Another realization coming from the genome project might have a profound effect on social understanding. "From a scientific perspective," Tilghman said, "there is no such thing as race. You cannot scientifically distinguish a race of people genetically from a different race of people. Now you can find a gene that affects skin color, and you can show that this gene has one form in people of African descent and is different form of people, let's say , of Danish descent. But that's just one little change. That doesn't make them a race. If you look at all the other things in their DNA that determine all the ways in which we're the same, in fact the two DNAs are indistinguishable.

So it seems that there is only one race: the human race. "There are variants," Tilghman said, "and the variants we pay more attention to are the variants that are visible to us. But in fact the variants that probably matter much more than whether your skin is black or your skin is white are variants that predispose you to breast cancer. And those occur in all populations; variants that predispose you to heart disease; variants that predispose you to Alzheimer's disease. And those do not track by race. So the important ones are not the visible ones."

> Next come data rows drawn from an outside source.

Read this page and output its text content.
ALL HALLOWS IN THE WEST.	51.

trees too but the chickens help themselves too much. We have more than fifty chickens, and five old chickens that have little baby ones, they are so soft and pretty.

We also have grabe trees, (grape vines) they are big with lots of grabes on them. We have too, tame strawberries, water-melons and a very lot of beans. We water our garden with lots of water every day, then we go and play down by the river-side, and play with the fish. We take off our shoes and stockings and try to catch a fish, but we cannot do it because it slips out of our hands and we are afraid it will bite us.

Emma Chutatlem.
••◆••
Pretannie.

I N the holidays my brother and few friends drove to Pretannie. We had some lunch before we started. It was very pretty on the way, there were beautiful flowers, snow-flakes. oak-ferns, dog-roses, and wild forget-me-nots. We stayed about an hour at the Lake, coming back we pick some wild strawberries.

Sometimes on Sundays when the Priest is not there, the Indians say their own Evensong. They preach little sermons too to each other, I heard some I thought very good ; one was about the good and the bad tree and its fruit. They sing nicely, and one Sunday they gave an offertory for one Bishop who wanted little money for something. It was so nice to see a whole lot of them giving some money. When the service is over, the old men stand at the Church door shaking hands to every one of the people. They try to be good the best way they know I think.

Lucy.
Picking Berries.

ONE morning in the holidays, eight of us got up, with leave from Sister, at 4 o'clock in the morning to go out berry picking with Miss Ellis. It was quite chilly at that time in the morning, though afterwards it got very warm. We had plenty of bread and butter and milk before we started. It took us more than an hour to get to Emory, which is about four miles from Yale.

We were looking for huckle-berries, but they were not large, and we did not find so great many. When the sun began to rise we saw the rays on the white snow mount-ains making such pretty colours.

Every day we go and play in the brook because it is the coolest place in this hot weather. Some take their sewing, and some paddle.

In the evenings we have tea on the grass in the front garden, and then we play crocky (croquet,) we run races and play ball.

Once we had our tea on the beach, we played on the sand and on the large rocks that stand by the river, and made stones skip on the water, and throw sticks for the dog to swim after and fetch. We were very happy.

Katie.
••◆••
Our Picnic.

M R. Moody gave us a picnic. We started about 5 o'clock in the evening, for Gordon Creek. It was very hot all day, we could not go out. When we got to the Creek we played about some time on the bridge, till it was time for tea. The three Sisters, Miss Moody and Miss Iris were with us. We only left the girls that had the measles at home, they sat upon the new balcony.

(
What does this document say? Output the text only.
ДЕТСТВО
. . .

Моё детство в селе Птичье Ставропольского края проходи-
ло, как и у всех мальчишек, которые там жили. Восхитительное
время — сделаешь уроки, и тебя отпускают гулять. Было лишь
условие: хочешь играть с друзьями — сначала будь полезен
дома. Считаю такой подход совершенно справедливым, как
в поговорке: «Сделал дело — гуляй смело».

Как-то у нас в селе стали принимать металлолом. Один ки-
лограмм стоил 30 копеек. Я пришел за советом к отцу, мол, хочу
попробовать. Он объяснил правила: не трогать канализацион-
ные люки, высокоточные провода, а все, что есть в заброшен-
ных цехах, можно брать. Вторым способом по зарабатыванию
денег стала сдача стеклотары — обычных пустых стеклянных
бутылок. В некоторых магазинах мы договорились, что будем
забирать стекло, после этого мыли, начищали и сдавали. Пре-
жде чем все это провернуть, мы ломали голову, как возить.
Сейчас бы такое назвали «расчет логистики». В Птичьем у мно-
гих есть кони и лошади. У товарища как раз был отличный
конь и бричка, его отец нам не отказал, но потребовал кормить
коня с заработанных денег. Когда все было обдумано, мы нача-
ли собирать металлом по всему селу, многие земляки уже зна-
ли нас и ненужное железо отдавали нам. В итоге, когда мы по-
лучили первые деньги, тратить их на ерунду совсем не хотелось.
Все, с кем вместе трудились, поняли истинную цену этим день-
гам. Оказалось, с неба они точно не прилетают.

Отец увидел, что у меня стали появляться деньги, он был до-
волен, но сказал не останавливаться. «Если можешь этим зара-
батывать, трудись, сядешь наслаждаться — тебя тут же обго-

And where does that leave evolution?

Another area in which scientists find confirmation on the genetic level is the area of evolution. When asked if Tilghman believes in the theory of evolution. She smiled again and nodded emphatically. "Oh yeah. I'm a scientist, so I spend my life evaluating information and asking whether that information supports or doesn't support various models. If one looks at the question of evolution, in my opinion, the evidence is overwhelming. Most people who've looked at it objectively believe that that's the case.

And how does a scientist answer the question of how did life start? Tilghman said, "Well, I'm an atheist. So I look for scientific explanations, and I think that we don't have a definitive answer to that question as scientists . What we have is now I think a reasonable idea of what the conditions on earth were at the time when the first biological molecules were arising, were appearing. We don't know the order in which those molecules appeared, and in fact that's a very contentious field right now in early evolution. There are people who favor the idea that the first molecules were RNA-like. There are people who believe the first molecules were protein-like. Both can sort of show you experiments that would argue in favor of their particular idea. How it really happened we don't yet I think have a clear idea, and yet I think the fact that we can create these molecules in test tubes that mimic those conditions tells us it's plausible that that in fact is how life evolved. It's a fascinating problem."